Boyer Moore Majority Voting Algorithm

Before you start let me set the hook for this article , this is asked in FAANG (now MAANG) companies . It runs in O(n) time and O(1) space complexity .

Why am i writing this article ?

I was doing POTD of 2nd jan on leetcode and stumbled over this algo which i had no idea about , so i thought it would be useful for others , if I tried explaining it in my own way .

When to use ?

1. When you have to match strings , in large strings .

2. Find occurences of characters .

3. Leetcode's POTD of 2nd january

How to use ?

Let's take an example of this question to understand the approach :

In this task, we must discover the number in the supplied array with a frequency more than half the array’s length, i.e. N/2 times. The length of the array is denoted by N.

Example 1 :

Input:{4,7,4,4,3,4,6,4}
Output: 4
Explanation: The length of the array is 8 and the frequency of 2 is 5 > 8/2

Example 2 :

Input:{4,7,0,5,3,4,6,4}
Output: -1
Explanation: No majority element

Now there are a few ways to solve it , obviously the brute force way , and the optimal way. Let's have a look at them one by one :

1. Brute force

2. Map approach

3. Boyer Moore's algorithm

Brute force way [ O(n^2) time ]

int findMajorityElement(vector <int> &nums) {

 int n = nums.size(), count;
 for (int i = 0; n && i <= n / 2; i++) {

 count = 1;
 for (int j = i + 1; j < n; j++)
 if (nums[j] == nums[i])
 count++;

 if (count > n / 2)
 return nums[i];
 }

 return -1;
}

We check all the elements twice , in two loops with n*n time , we check if the element is present or not , and if found that an element is greater than n/2 , then we return .

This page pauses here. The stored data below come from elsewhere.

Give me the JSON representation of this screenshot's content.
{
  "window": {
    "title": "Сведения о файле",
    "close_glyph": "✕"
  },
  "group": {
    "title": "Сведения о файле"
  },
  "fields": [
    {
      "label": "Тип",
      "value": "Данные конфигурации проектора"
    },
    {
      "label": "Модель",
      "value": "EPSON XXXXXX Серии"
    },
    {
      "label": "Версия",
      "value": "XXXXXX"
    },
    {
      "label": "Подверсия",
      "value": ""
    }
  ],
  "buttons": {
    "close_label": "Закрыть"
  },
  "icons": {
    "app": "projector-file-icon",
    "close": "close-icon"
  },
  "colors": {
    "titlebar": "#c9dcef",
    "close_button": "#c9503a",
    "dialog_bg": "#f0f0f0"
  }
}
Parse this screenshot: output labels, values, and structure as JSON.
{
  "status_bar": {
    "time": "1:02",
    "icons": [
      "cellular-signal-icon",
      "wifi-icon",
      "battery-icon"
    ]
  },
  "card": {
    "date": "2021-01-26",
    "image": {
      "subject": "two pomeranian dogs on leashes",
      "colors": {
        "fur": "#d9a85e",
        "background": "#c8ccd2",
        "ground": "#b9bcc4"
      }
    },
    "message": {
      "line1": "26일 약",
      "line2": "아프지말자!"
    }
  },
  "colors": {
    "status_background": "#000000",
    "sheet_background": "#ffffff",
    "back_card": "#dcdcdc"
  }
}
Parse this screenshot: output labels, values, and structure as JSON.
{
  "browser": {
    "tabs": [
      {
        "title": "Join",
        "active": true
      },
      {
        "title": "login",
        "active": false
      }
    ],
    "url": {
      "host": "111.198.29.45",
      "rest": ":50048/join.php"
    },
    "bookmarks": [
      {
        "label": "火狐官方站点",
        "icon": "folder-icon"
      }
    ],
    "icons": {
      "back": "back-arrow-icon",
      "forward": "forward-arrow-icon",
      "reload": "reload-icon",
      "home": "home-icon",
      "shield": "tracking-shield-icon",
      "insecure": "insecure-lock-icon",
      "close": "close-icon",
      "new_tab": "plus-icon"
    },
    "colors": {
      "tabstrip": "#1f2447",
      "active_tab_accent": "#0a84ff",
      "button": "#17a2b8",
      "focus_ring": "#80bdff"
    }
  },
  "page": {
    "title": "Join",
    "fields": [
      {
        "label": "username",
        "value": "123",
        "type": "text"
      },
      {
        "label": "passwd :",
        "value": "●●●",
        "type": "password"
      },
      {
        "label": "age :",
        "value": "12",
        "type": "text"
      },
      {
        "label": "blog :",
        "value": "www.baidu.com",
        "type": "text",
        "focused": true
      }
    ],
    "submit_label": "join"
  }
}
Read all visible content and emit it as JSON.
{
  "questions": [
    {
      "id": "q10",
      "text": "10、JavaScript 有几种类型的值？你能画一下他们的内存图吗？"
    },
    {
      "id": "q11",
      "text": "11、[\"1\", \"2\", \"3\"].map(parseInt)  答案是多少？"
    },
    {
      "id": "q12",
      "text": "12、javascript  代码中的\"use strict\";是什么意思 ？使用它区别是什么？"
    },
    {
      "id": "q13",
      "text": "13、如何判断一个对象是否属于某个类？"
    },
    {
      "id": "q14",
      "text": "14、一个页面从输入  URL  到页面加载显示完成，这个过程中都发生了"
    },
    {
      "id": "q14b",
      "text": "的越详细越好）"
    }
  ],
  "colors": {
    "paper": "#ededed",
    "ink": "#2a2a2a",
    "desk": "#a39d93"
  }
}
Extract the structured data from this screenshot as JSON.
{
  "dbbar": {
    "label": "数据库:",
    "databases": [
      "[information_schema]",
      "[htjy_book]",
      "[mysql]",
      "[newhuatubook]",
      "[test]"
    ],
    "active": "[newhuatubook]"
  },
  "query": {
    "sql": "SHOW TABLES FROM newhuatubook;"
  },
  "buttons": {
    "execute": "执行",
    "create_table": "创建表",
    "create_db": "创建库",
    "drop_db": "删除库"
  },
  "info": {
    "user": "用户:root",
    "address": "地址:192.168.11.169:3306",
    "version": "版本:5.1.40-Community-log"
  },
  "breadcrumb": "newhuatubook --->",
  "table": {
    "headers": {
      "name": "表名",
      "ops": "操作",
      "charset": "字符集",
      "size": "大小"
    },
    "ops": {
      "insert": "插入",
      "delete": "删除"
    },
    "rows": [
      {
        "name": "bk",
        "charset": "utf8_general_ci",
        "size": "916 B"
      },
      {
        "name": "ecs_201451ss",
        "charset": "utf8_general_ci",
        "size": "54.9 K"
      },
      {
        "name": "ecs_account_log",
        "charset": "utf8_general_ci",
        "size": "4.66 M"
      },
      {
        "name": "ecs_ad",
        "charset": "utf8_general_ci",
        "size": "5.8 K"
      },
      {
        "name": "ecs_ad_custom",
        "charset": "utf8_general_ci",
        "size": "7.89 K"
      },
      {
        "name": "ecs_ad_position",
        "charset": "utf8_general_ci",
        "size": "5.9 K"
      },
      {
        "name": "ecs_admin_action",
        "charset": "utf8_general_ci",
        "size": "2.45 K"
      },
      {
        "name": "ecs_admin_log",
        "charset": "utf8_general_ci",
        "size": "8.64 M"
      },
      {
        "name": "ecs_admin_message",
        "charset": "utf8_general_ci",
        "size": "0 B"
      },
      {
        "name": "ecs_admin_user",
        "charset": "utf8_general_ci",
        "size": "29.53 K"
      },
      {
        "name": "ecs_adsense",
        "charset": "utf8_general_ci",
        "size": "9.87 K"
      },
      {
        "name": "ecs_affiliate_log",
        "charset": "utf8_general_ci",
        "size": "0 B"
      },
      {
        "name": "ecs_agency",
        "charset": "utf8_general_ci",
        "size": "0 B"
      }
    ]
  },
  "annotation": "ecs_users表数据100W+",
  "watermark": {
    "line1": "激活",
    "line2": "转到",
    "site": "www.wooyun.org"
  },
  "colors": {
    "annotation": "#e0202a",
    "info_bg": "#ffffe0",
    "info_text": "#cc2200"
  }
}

It is easy to write but not efficient enough , let's have a look at a better approach .

Map Approach [ O(n) time ]

int findMajorityElement(vector <int> &nums) {

 unordered_map <int, int> mp;

 for (auto x: nums)
 mp[x]++;

 for (auto x: mp)
 if (x.second > n / 2)
 return x.first;

 return -1;
}

We check the elements and their occurrences , and keep them in a map , with their count. Then we return the one having n/2 occurrence. In python something like Counter would be super useful .

Time complexity take : O(n)

Space complexity : O(n) , sorting frequency of each number

Boyer Moore's algorithm

The algorithm has 2 parts , the first pass identifies the majority item , the second pass just verifies that whatever first pass identified as the majority item is indeed a majority item .

Algorithm :

1. Initialize 2 variables , num and counter , both initialized to 0 .

2. Iterate over all numbers , where each number is x .

3. If count is 0 , assign num to x .

4. If current num is x , increment by one else decrement by one .

5. Reset the counter to 0 .

6. In the second pass , we just check frequency of num , and if it is greater than n/2 ,we return num else -1 .

int findMajority(vector < int > nums) {

 int n = nums.size();
 int num, count = 0;
 for (auto x: nums) {
 if (count == 0)
 num = x;

 count += (x == num ? 1 : -1);
 }

 count = 0;
 for (auto x: nums)
 if (x == num)
 count++;

 if (count > n / 2)
 return num;

 return -1;
}

Time complexity : O(n+m) or O(n)

Space complexity : O(1) , only 2 variables